Setting up the problem
In order to solve the above problem, we define the following Lagrangian function to be minimized
$$
{\cal L}(\lambda,b,\boldsymbol{w})=\frac{1}{2}\boldsymbol{w}^T\boldsymbol{w}-\sum_{i=1}^n\lambda_i\left[y_i(\boldsymbol{w}^T\boldsymbol{x}_i+b)-1\right],
$$
where \( \lambda_i \) is a so-called Lagrange multiplier subject to the condition \( \lambda_i \geq 0 \).
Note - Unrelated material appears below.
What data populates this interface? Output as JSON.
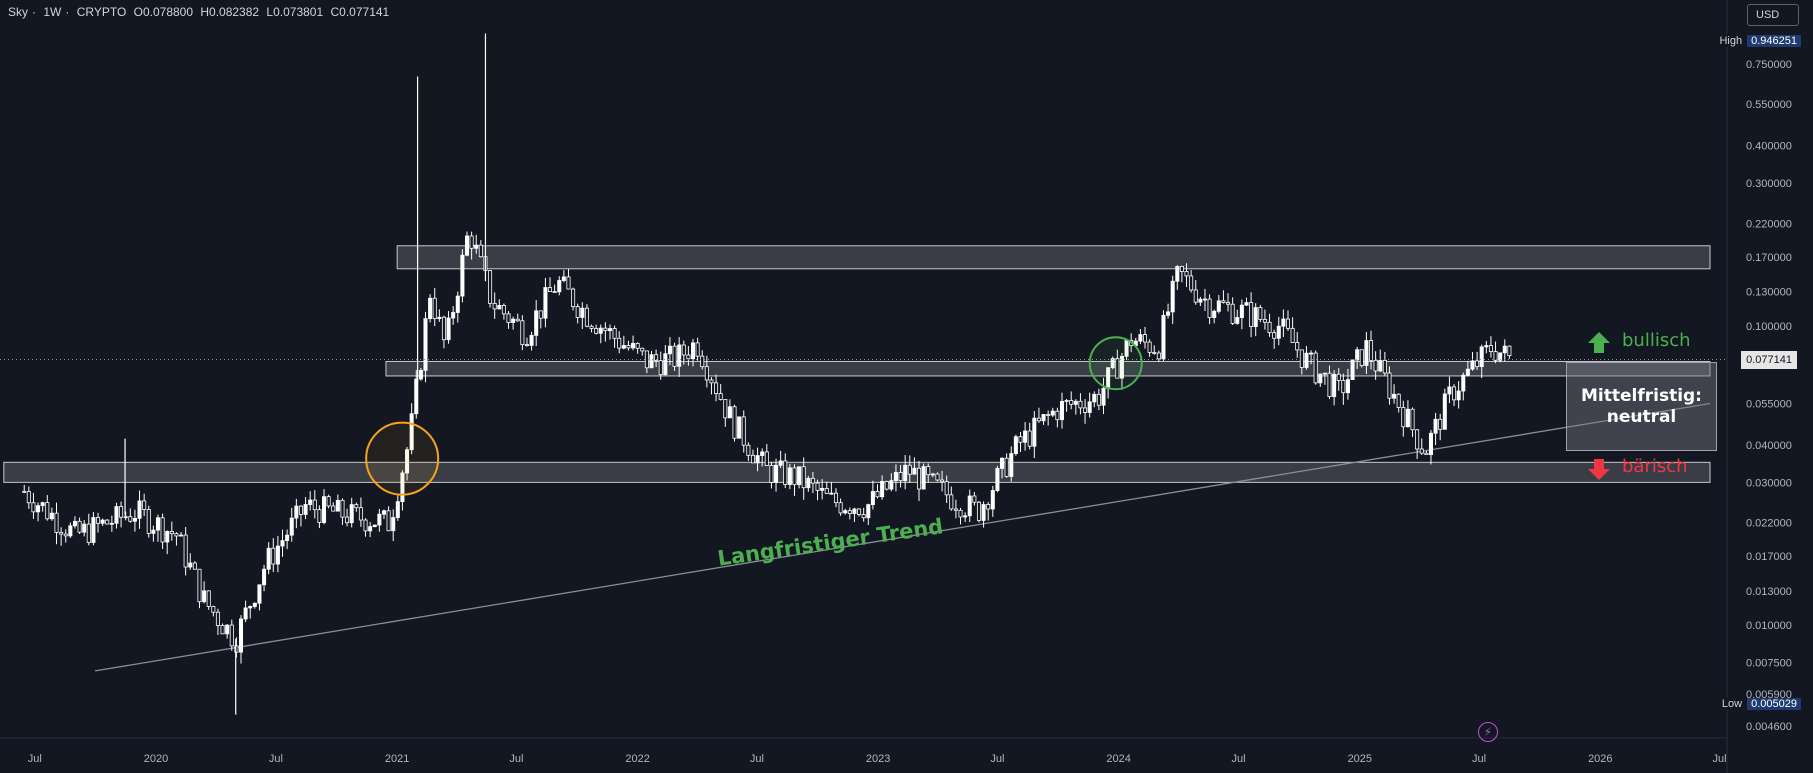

Taking the derivatives with respect to \( b \) and \( \boldsymbol{w} \) we obtain
$$
\frac{\partial {\cal L}}{\partial b} = -\sum_{i} \lambda_iy_i=0,
$$
and
$$
\frac{\partial {\cal L}}{\partial \boldsymbol{w}} = 0 = \boldsymbol{w}-\sum_{i} \lambda_iy_i\boldsymbol{x}_i.
$$
Inserting these constraints into the equation for \( {\cal L} \) we obtain
$$
{\cal L}=\sum_i\lambda_i-\frac{1}{2}\sum_{ij}^n\lambda_i\lambda_jy_iy_j\boldsymbol{x}_i^T\boldsymbol{x}_j,
$$
subject to the constraints \( \lambda_i\geq 0 \) and \( \sum_i\lambda_iy_i=0 \).
We must in addition satisfy the Karush-Kuhn-Tucker (KKT) condition
$$
\lambda_i\left[y_i(\boldsymbol{w}^T\boldsymbol{x}_i+b) -1\right] \hspace{0.1cm}\forall i.
$$
- If \( \lambda_i > 0 \), then \( y_i(\boldsymbol{w}^T\boldsymbol{x}_i+b)=1 \) and we say that \( x_i \) is on the boundary.
- If \( y_i(\boldsymbol{w}^T\boldsymbol{x}_i+b)> 1 \), we say \( x_i \) is not on the boundary and we set \( \lambda_i=0 \).
When \( \lambda_i > 0 \), the vectors \( \boldsymbol{x}_i \) are called support vectors. They are the vectors closest to the line (or hyperplane) and define the margin \( M \).